“More Precious Than Silver – Reflections On the 40-Year Anniversary”
Somewhere in my house, deep down in the dusty files of all my songwriting contracts, scribbled notes, lyric sheets, chord charts, and other pertinent memorabilia, is the original hand-written copy of my song, “More Precious Than Silver.” That is, I think it’s here. It’s entirely possible I once filed it some place so obscure that it will never see the light of day again. Did I throw it out by mistake? Did I give it to someone? I just cannot remember. After all, it’s been a a long time since I wrote “More Precious Than Silver” – forty years this July, to be precise.
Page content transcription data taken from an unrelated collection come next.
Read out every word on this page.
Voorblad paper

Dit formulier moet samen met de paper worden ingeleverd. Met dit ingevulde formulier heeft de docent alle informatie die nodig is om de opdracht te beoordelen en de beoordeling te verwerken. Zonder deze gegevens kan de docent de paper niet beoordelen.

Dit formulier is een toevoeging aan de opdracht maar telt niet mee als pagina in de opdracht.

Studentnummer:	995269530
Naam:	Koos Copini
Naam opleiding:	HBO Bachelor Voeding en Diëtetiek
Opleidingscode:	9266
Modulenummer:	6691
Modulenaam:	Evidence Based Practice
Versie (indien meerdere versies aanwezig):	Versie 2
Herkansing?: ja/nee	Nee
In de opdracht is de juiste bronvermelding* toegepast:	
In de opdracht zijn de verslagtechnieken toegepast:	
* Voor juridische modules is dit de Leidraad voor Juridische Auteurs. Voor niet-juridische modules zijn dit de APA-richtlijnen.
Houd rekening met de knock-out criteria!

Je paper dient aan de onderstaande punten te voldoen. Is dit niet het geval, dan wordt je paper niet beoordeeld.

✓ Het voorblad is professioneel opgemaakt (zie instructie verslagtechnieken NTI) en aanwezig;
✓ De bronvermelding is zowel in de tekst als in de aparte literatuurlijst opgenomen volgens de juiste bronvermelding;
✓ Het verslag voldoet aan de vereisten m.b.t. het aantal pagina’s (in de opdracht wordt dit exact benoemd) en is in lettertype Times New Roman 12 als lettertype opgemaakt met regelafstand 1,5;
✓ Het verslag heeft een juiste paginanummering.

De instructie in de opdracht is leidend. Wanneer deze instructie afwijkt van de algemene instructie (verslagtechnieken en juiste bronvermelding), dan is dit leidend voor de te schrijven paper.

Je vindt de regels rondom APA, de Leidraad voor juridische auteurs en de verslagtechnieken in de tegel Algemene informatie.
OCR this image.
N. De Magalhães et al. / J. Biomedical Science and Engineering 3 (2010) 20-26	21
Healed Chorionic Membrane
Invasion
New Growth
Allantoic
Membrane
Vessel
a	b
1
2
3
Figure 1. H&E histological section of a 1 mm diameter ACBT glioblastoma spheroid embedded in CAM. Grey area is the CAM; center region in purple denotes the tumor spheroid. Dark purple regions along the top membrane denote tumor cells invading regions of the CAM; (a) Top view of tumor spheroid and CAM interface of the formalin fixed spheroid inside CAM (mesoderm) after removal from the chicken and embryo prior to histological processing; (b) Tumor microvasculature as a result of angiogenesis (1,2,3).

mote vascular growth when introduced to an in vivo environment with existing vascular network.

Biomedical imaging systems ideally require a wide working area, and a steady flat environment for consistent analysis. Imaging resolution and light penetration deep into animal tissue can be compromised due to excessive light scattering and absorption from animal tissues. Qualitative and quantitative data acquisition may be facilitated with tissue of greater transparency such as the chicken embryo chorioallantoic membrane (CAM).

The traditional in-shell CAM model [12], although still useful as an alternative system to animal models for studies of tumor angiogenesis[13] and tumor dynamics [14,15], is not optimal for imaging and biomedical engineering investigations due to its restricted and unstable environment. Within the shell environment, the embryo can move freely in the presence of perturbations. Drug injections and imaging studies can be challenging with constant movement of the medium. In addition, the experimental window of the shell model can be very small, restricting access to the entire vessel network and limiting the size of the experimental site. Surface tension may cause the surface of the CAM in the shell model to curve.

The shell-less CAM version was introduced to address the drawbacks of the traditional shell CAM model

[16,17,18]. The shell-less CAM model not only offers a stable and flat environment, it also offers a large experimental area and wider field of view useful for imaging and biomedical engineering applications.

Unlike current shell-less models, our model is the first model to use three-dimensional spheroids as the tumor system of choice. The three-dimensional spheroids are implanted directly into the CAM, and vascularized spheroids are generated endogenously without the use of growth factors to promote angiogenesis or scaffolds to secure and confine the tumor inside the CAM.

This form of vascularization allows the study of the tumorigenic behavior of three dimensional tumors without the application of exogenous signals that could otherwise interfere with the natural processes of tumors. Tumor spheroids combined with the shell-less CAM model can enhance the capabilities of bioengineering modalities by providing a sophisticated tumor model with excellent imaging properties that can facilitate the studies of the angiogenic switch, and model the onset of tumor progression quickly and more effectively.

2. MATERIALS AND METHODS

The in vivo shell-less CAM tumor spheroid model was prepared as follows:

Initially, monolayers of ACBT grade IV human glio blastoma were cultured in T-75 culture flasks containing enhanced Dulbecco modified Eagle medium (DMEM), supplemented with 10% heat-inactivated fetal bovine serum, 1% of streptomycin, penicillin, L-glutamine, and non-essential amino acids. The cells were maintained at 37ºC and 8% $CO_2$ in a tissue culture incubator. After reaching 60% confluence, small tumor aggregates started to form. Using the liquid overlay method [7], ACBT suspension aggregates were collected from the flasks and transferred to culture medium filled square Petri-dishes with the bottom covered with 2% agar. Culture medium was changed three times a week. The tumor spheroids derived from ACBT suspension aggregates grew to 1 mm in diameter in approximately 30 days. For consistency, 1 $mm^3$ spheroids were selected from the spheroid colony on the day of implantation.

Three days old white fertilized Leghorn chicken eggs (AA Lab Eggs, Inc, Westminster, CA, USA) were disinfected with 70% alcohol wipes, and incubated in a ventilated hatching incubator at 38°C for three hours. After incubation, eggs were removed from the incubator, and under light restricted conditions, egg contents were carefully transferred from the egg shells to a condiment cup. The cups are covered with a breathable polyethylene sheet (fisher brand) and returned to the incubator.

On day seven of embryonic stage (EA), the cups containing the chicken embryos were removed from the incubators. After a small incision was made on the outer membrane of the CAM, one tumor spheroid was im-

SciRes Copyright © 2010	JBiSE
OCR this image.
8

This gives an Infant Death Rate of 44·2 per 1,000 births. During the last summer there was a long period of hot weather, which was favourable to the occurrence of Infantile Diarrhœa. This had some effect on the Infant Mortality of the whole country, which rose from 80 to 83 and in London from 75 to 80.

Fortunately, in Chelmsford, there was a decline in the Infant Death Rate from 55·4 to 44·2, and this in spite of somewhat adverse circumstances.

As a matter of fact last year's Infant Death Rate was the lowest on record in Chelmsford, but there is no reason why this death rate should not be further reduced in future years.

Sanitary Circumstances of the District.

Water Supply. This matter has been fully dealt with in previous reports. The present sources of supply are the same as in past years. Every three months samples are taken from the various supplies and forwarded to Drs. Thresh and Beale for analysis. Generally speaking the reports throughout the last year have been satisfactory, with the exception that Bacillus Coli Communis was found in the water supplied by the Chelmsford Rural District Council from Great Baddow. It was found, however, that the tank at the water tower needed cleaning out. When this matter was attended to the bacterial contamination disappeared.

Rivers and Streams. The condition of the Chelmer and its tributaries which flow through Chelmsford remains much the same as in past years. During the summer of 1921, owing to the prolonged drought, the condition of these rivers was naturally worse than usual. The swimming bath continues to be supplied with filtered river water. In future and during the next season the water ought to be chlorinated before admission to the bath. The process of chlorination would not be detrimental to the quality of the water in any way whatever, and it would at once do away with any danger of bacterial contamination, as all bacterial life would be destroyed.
Forty years! Sounds biblical, doesn’t it? Periods of forty years and forty days are found throughout the Scriptures. So when I realized that a significant milestone was approaching in my life, the fortieth anniversary of the creation of “More Precious Than Silver,” it got me thinking.
The Bible is full of instances where our fathers in the faith built altars of stone to mark life-changing encounters with God. In years to come, they would revisit these altars and recall to mind the faithfulness of the Almighty in their lives. They used these memorials to pass on their legacy of faith to their children. An anniversary is a bit like a memorial stone. It marks something significant and perhaps unique to you. It says, “Hey! This event happened here in this place, at that time, and it made a lasting impact on my life.” Here then is my memorial stone, my “Ebenezer raised,” as I reflect on what writing “More Precious Than Silver” has meant to me.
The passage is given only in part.